Life Lessons University South Africa
Many of you will recognize these lyrics from one of the best-known songs by the Rolling Stones. The refrain ends, “But if you try sometime / You’ll find / You get what you need.”
These simple lyrics hold a lot of wisdom. They suggest that if we have patience following a short-term disappointment, we may sometimes come upon a better option than the original one we’d set our hearts on.
I’ll share a story that takes me way back to my university days, when these words rang especially true.
I was a second-year student at Rhodes University in Grahamstown, South Africa. Stopping by a dealership one day, I spotted my favourite car: a second-hand cream Volvo P1800. The dealership was selling the Volvo for an extremely reasonable price. Today, I can’t remember what made me fall in love with that car in the first place, but 20-year-old me wanted it so desperately that I kept going back to check it out. A test drive finally convinced me that I simply had to have this car.
Because my dad had passed away when I’d been only sixteen years of age, my older brother, Pat, had become like a father to me. So, all financial matters required Pat’s approval. To secure his approval of the Volvo purchase, I had determined that my best approach was to send him a thoughtful proposal via telex. With only a one-week “hold” on the car, I imagined that the car would be mine in a matter of days.
Together with the help of my girlfriend at the time, I set about composing an irresistibly compelling 18-point explanation as to why I must have this car. I addressed every possible angle. Assuming that Pat would support my idea, I closed the proposal by requesting that Pat send money post-haste. I told him that time was of the essence and that he had to let me know before my deadline with the dealership had expired.

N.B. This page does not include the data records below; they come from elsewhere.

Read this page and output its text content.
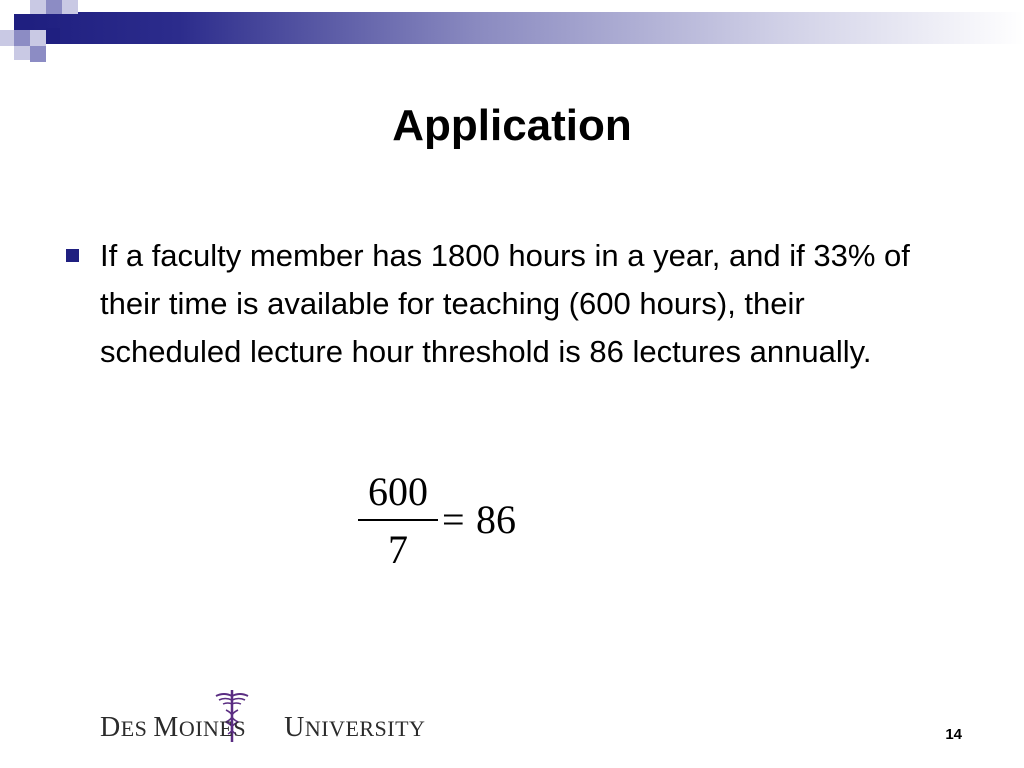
Application
If a faculty member has 1800 hours in a year, and if 33% of their time is available for teaching (600 hours), their scheduled lecture hour threshold is 86 lectures annually.
600
7
= 86
DES MOINES UNIVERSITY	14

As the expiry date neared, my excitement and anxiety rose to excruciating levels. Finally, a telegram arrived. I ripped it open in happy anticipation of a positive answer. Imagine my disappointment and humiliation when I read the cryptic response from Pat: “Are you punch-drunk?” I had recently taken up boxing, so this was my brother’s satirical way of expressing his complete opposition to this purchase, no questions asked. He could have simply said “no” and left it that. But no. Instead, Pat had to ask me, “Are you crazy?!”
Fast forward to my third year at Rhodes. My mother’s MINI Cooper was about to be traded in for a newer car. A MINI is no Volvo. But it turned out that it was a much better option for me. The MINI was still in excellent condition, had amazing acceleration, and was a much cuter car. I still laugh and shake my head when I think of how enormously certain 20-year-old me was about that safety-first, fuddy-duddy second-hand Volvo!